LLM-Guided Material Inference for 3D Point Clouds
Nafiseh Izadyar, Teseo Schneider
TL;DR
This work tackles the lack of material and appearance annotations for 3D shapes by introducing a two-stage, zero-shot LLM-driven framework that first extracts object semantics from coarse geometry and then assigns materials to each geometric segment conditioned on those semantics. The approach leverages multi-view renderings and LLM prompts, and evaluates material plausibility using an LLM-as-a-judge framework (DeepEval) across 1,000 shapes from Fusion/ABS and ShapeNet. Results show high semantic accuracy and strong per-segment material plausibility, highlighting the potential of LLM priors to bridge geometric reasoning and appearance understanding in 3D data without labeled materials. This work opens avenues for material-aware 3D perception that can benefit photorealistic rendering and robotics without requiring extensive material annotations.
Abstract
Most existing 3D shape datasets and models focus solely on geometry, overlooking the material properties that determine how objects appear. We introduce a two-stage large language model (LLM) based method for inferring material composition directly from 3D point clouds with coarse segmentations.
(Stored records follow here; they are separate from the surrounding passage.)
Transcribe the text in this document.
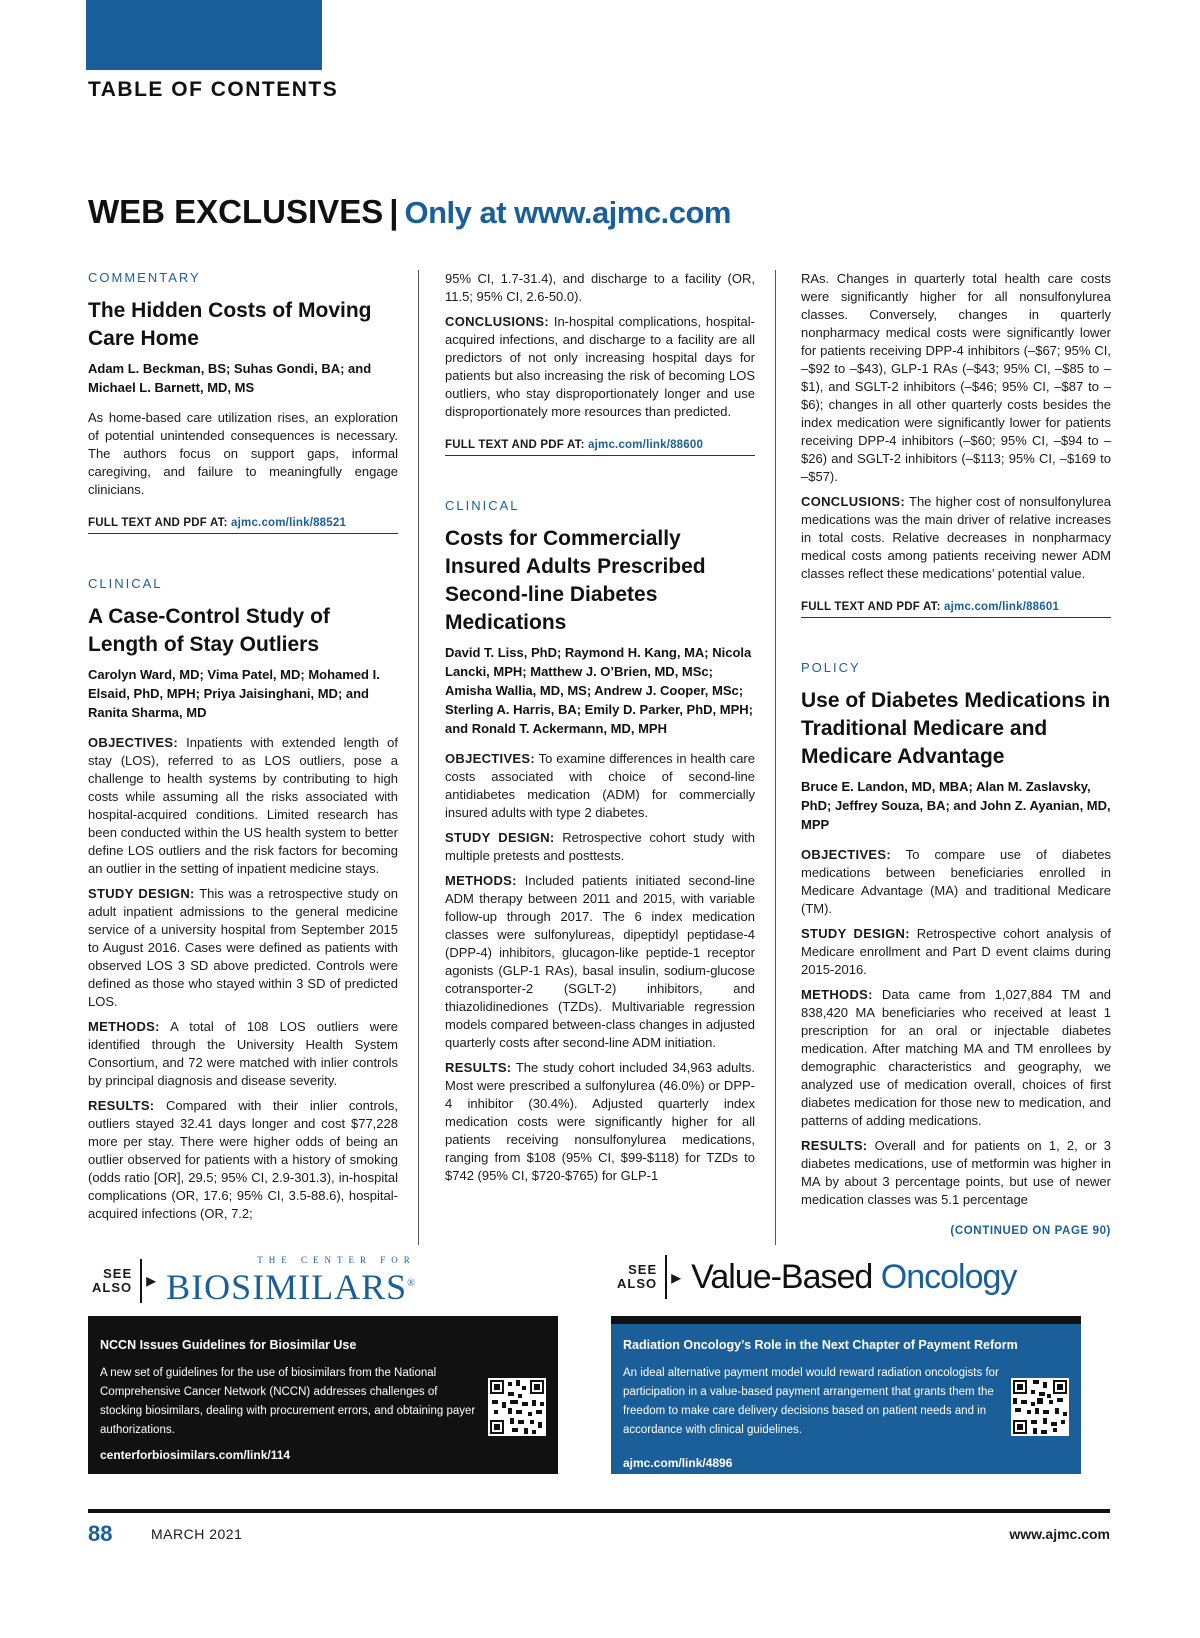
TABLE OF CONTENTS
WEB EXCLUSIVES | Only at www.ajmc.com
COMMENTARY
The Hidden Costs of Moving Care Home
Adam L. Beckman, BS; Suhas Gondi, BA; and Michael L. Barnett, MD, MS
As home-based care utilization rises, an exploration of potential unintended consequences is necessary. The authors focus on support gaps, informal caregiving, and failure to meaningfully engage clinicians.
FULL TEXT AND PDF AT: ajmc.com/link/88521
CLINICAL
A Case-Control Study of Length of Stay Outliers
Carolyn Ward, MD; Vima Patel, MD; Mohamed I. Elsaid, PhD, MPH; Priya Jaisinghani, MD; and Ranita Sharma, MD
OBJECTIVES: Inpatients with extended length of stay (LOS), referred to as LOS outliers, pose a challenge to health systems by contributing to high costs while assuming all the risks associated with hospital-acquired conditions. Limited research has been conducted within the US health system to better define LOS outliers and the risk factors for becoming an outlier in the setting of inpatient medicine stays.
STUDY DESIGN: This was a retrospective study on adult inpatient admissions to the general medicine service of a university hospital from September 2015 to August 2016. Cases were defined as patients with observed LOS 3 SD above predicted. Controls were defined as those who stayed within 3 SD of predicted LOS.
METHODS: A total of 108 LOS outliers were identified through the University Health System Consortium, and 72 were matched with inlier controls by principal diagnosis and disease severity.
RESULTS: Compared with their inlier controls, outliers stayed 32.41 days longer and cost $77,228 more per stay. There were higher odds of being an outlier observed for patients with a history of smoking (odds ratio [OR], 29.5; 95% CI, 2.9-301.3), in-hospital complications (OR, 17.6; 95% CI, 3.5-88.6), hospital-acquired infections (OR, 7.2;
95% CI, 1.7-31.4), and discharge to a facility (OR, 11.5; 95% CI, 2.6-50.0).
CONCLUSIONS: In-hospital complications, hospital-acquired infections, and discharge to a facility are all predictors of not only increasing hospital days for patients but also increasing the risk of becoming LOS outliers, who stay disproportionately longer and use disproportionately more resources than predicted.
FULL TEXT AND PDF AT: ajmc.com/link/88600
CLINICAL
Costs for Commercially Insured Adults Prescribed Second-line Diabetes Medications
David T. Liss, PhD; Raymond H. Kang, MA; Nicola Lancki, MPH; Matthew J. O’Brien, MD, MSc; Amisha Wallia, MD, MS; Andrew J. Cooper, MSc; Sterling A. Harris, BA; Emily D. Parker, PhD, MPH; and Ronald T. Ackermann, MD, MPH
OBJECTIVES: To examine differences in health care costs associated with choice of second-line antidiabetes medication (ADM) for commercially insured adults with type 2 diabetes.
STUDY DESIGN: Retrospective cohort study with multiple pretests and posttests.
METHODS: Included patients initiated second-line ADM therapy between 2011 and 2015, with variable follow-up through 2017. The 6 index medication classes were sulfonylureas, dipeptidyl peptidase-4 (DPP-4) inhibitors, glucagon-like peptide-1 receptor agonists (GLP-1 RAs), basal insulin, sodium-glucose cotransporter-2 (SGLT-2) inhibitors, and thiazolidinediones (TZDs). Multivariable regression models compared between-class changes in adjusted quarterly costs after second-line ADM initiation.
RESULTS: The study cohort included 34,963 adults. Most were prescribed a sulfonylurea (46.0%) or DPP-4 inhibitor (30.4%). Adjusted quarterly index medication costs were significantly higher for all patients receiving nonsulfonylurea medications, ranging from $108 (95% CI, $99-$118) for TZDs to $742 (95% CI, $720-$765) for GLP-1
RAs. Changes in quarterly total health care costs were significantly higher for all nonsulfonylurea classes. Conversely, changes in quarterly nonpharmacy medical costs were significantly lower for patients receiving DPP-4 inhibitors (–$67; 95% CI, –$92 to –$43), GLP-1 RAs (–$43; 95% CI, –$85 to –$1), and SGLT-2 inhibitors (–$46; 95% CI, –$87 to –$6); changes in all other quarterly costs besides the index medication were significantly lower for patients receiving DPP-4 inhibitors (–$60; 95% CI, –$94 to –$26) and SGLT-2 inhibitors (–$113; 95% CI, –$169 to –$57).
CONCLUSIONS: The higher cost of nonsulfonylurea medications was the main driver of relative increases in total costs. Relative decreases in nonpharmacy medical costs among patients receiving newer ADM classes reflect these medications’ potential value.
FULL TEXT AND PDF AT: ajmc.com/link/88601
POLICY
Use of Diabetes Medications in Traditional Medicare and Medicare Advantage
Bruce E. Landon, MD, MBA; Alan M. Zaslavsky, PhD; Jeffrey Souza, BA; and John Z. Ayanian, MD, MPP
OBJECTIVES: To compare use of diabetes medications between beneficiaries enrolled in Medicare Advantage (MA) and traditional Medicare (TM).
STUDY DESIGN: Retrospective cohort analysis of Medicare enrollment and Part D event claims during 2015-2016.
METHODS: Data came from 1,027,884 TM and 838,420 MA beneficiaries who received at least 1 prescription for an oral or injectable diabetes medication. After matching MA and TM enrollees by demographic characteristics and geography, we analyzed use of medication overall, choices of first diabetes medication for those new to medication, and patterns of adding medications.
RESULTS: Overall and for patients on 1, 2, or 3 diabetes medications, use of metformin was higher in MA by about 3 percentage points, but use of newer medication classes was 5.1 percentage
(CONTINUED ON PAGE 90)
SEE
ALSO ▸
THE CENTER FOR
BIOSIMILARS®
SEE
ALSO ▸ Value-Based Oncology
NCCN Issues Guidelines for Biosimilar Use
A new set of guidelines for the use of biosimilars from the National Comprehensive Cancer Network (NCCN) addresses challenges of stocking biosimilars, dealing with procurement errors, and obtaining payer authorizations.
centerforbiosimilars.com/link/114
Radiation Oncology’s Role in the Next Chapter of Payment Reform
An ideal alternative payment model would reward radiation oncologists for participation in a value-based payment arrangement that grants them the freedom to make care delivery decisions based on patient needs and in accordance with clinical guidelines.
ajmc.com/link/4896
88	MARCH 2021	www.ajmc.com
Our key insight is to decouple reasoning about what an object is from what it is made of. In the first stage, an LLM predicts the object's semantic; in the second stage, it assigns plausible materials to each geometric segment, conditioned on the inferred semantics. Both stages operate in a zero-shot manner, without task-specific training. Because existing datasets lack reliable material annotations, we evaluate our method using an LLM-as-a-Judge implemented in DeepEval. Across 1,000 shapes from Fusion/ABS and ShapeNet, our method achieves high semantic and material plausibility. These results demonstrate that language models can serve as general-purpose priors for bridging geometric reasoning and material understanding in 3D data.